Chevrolet Corvette C8 – finalmente, o motor no sítio certo!

2020 Chevrolet Corvette Stingray

A história comercial do Corvette, colegialmente conhecido em terras do Tio Sam como “Vette”, começa poucos anos depois do fim da Segunda Grande Guerra, em 1953, como resultado de um projeto da General Motors (GM) e numa época em que finalmente as memórias turbulentas do maior conflito armado se tinham dissipado. Numa altura em que a GM gozava de um certo fulgor financeiro, a marca fundada em 1911 por Louis Chevrolet e William C. Durant começou a conceber um novo carro desportivo de linhas algo invulgares. O nome do futuro modelo, Corvette, foi inspirado no mesmo termo nominativo que designa os pequenos navios de guerra que fizeram história justamente na Segunda Grande Guerra, no que foi uma clara afirmação do orgulho americano pela vitória final e consequente supremacia económica.

Concebido como um convertible (descapotável), o futuro ícone que viria a tomar o topo da hierarquia de carros rápidos e potentes desde praticamente o início da sua história – substituindo o malfadado Nash-Healey – adotou uma configuração de “dois lugares, motor à frente, tração traseira, duas portas, e dois passageiros”, tendo sido apresentado no Salão Automóvel GM Motorama de 1953. Ao longo de sete gerações – C1, C2, C3, C4, C5, C6 e C7 – de 1953 até 2019, o Corvette foi sistematicamente aumentando a sua performance, sobretudo pela evolução do motor V8 em potência e cilindrada e pela distinta carroçaria em plástico (ocasionalmente em fibra de vidro ou material compósito), o que lhe permitiu granjear uma reputação invejável junto de vários construtores europeus de topo e da sua grande rival conterrânea Ford, ao ponto de conseguir desfrutar de grandes sucessos em corridas de resistência nos dois lados do Atlântico (sobretudo em Daytona e Le Mans); certamente vos recordareis, por exemplo, da vitória do nosso compatriota Pedro Lamy nas 24 Horas de Le Mans de 2012, na classe LMGTE-Am com um Corvette C6 ZR1, ou ainda da histórica vitória do Corvette C7R na edição de Le Mans de 2015 na classe LMGTE-Pro…

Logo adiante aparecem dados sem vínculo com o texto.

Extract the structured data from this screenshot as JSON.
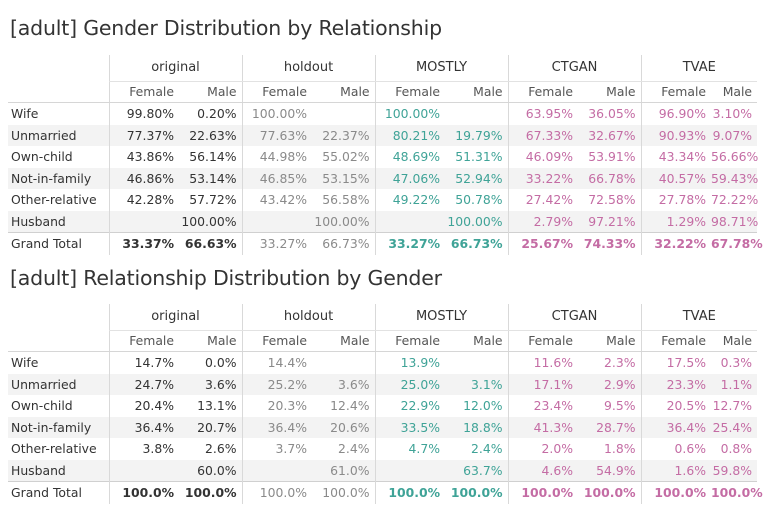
{
  "groups": [
    {
      "key": "orig",
      "label": "original"
    },
    {
      "key": "hold",
      "label": "holdout"
    },
    {
      "key": "mostly",
      "label": "MOSTLY"
    },
    {
      "key": "ctgan",
      "label": "CTGAN"
    },
    {
      "key": "tvae",
      "label": "TVAE"
    }
  ],
  "subheaders": [
    "Female",
    "Male"
  ],
  "colors": {
    "original": "#333333",
    "holdout": "#8a8a8a",
    "mostly": "#3fa397",
    "ctgan": "#c46ca4",
    "tvae": "#c46ca4"
  },
  "tables": [
    {
      "title": "[adult] Gender Distribution by Relationship",
      "rows": [
        {
          "label": "Wife",
          "cells": [
            "99.80%",
            "0.20%",
            "100.00%",
            "",
            "100.00%",
            "",
            "63.95%",
            "36.05%",
            "96.90%",
            "3.10%"
          ]
        },
        {
          "label": "Unmarried",
          "cells": [
            "77.37%",
            "22.63%",
            "77.63%",
            "22.37%",
            "80.21%",
            "19.79%",
            "67.33%",
            "32.67%",
            "90.93%",
            "9.07%"
          ]
        },
        {
          "label": "Own-child",
          "cells": [
            "43.86%",
            "56.14%",
            "44.98%",
            "55.02%",
            "48.69%",
            "51.31%",
            "46.09%",
            "53.91%",
            "43.34%",
            "56.66%"
          ]
        },
        {
          "label": "Not-in-family",
          "cells": [
            "46.86%",
            "53.14%",
            "46.85%",
            "53.15%",
            "47.06%",
            "52.94%",
            "33.22%",
            "66.78%",
            "40.57%",
            "59.43%"
          ]
        },
        {
          "label": "Other-relative",
          "cells": [
            "42.28%",
            "57.72%",
            "43.42%",
            "56.58%",
            "49.22%",
            "50.78%",
            "27.42%",
            "72.58%",
            "27.78%",
            "72.22%"
          ]
        },
        {
          "label": "Husband",
          "cells": [
            "",
            "100.00%",
            "",
            "100.00%",
            "",
            "100.00%",
            "2.79%",
            "97.21%",
            "1.29%",
            "98.71%"
          ]
        }
      ],
      "total": {
        "label": "Grand Total",
        "cells": [
          "33.37%",
          "66.63%",
          "33.27%",
          "66.73%",
          "33.27%",
          "66.73%",
          "25.67%",
          "74.33%",
          "32.22%",
          "67.78%"
        ]
      }
    },
    {
      "title": "[adult] Relationship Distribution by Gender",
      "rows": [
        {
          "label": "Wife",
          "cells": [
            "14.7%",
            "0.0%",
            "14.4%",
            "",
            "13.9%",
            "",
            "11.6%",
            "2.3%",
            "17.5%",
            "0.3%"
          ]
        },
        {
          "label": "Unmarried",
          "cells": [
            "24.7%",
            "3.6%",
            "25.2%",
            "3.6%",
            "25.0%",
            "3.1%",
            "17.1%",
            "2.9%",
            "23.3%",
            "1.1%"
          ]
        },
        {
          "label": "Own-child",
          "cells": [
            "20.4%",
            "13.1%",
            "20.3%",
            "12.4%",
            "22.9%",
            "12.0%",
            "23.4%",
            "9.5%",
            "20.5%",
            "12.7%"
          ]
        },
        {
          "label": "Not-in-family",
          "cells": [
            "36.4%",
            "20.7%",
            "36.4%",
            "20.6%",
            "33.5%",
            "18.8%",
            "41.3%",
            "28.7%",
            "36.4%",
            "25.4%"
          ]
        },
        {
          "label": "Other-relative",
          "cells": [
            "3.8%",
            "2.6%",
            "3.7%",
            "2.4%",
            "4.7%",
            "2.4%",
            "2.0%",
            "1.8%",
            "0.6%",
            "0.8%"
          ]
        },
        {
          "label": "Husband",
          "cells": [
            "",
            "60.0%",
            "",
            "61.0%",
            "",
            "63.7%",
            "4.6%",
            "54.9%",
            "1.6%",
            "59.8%"
          ]
        }
      ],
      "total": {
        "label": "Grand Total",
        "cells": [
          "100.0%",
          "100.0%",
          "100.0%",
          "100.0%",
          "100.0%",
          "100.0%",
          "100.0%",
          "100.0%",
          "100.0%",
          "100.0%"
        ]
      }
    }
  ]
}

A partir da geração C2, denominada Sting Ray, o ícone americano acrescentou a configuração “coupé” que se perpetuou nas gerações seguintes, já com a designação alterada para Stingray. Sempre perseguindo os seus rivais, cada geração adotou um design distinto de acordo com a época em que foi construída, pese embora o seu grau de sofisticação tecnológica fosse algo inferior. Ao invés disso, o seu carácter de muscle car granjeou uma enorme legião de fãs, o que pesou no facto de ter recebido o título de “America’s Sports Car”. Em termos evolutivos, se a primeira geração teve uma gama de potências entre 152 cv e 364 cv (a única com a versão básica de motor atmosférico de seis cilindros em linha), a geração C7 atingiu uma gama bem mais alta, entre 466 cv (versão básica Stingray) e 765 cv (na mais poderosa versão ZR1), solidificando-se como um supercarro de pleno direito. Nesta última geração, ainda em comercialização, o motor utilizado foi o clássico V8 GM com cilindrada de 6.2 L, seja na versão puramente atmosférica, seja na versão com compressor de ar.

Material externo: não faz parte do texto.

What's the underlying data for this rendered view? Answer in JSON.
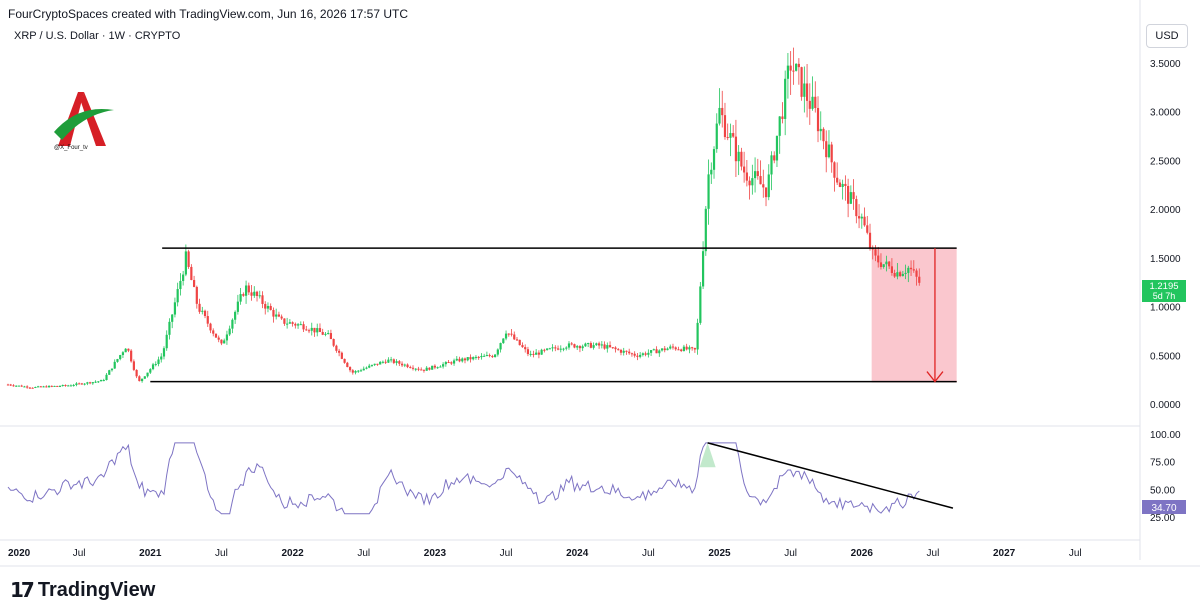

Em comparação, o Porsche 911 GT2 (991.2) só foi capaz de atingir 700 cv, mas com um motor flat-six biturbo de 4.0 L de cilindrada, o que em termos de eficiência energética significa… melhor engenharia dos alemães! Contudo, em termos absolutos, o Corvette C7 ZR1 saiu-se melhor, para além de ter sido o mais veloz Corvette de todos os tempos, com uma velocidade de ponta de 341 km/h, batendo o Porsche 911 GT2 (991.2) por uma pequena margem. Ora, se agora compararmos o Corvette ZR1 com o Ferrari 488 Pista… a dúvida persiste devido ao facto da Ferrari declarar uma velocidade máxima de mais de 340 km/h, com um V8 biturbo de 3.9 L.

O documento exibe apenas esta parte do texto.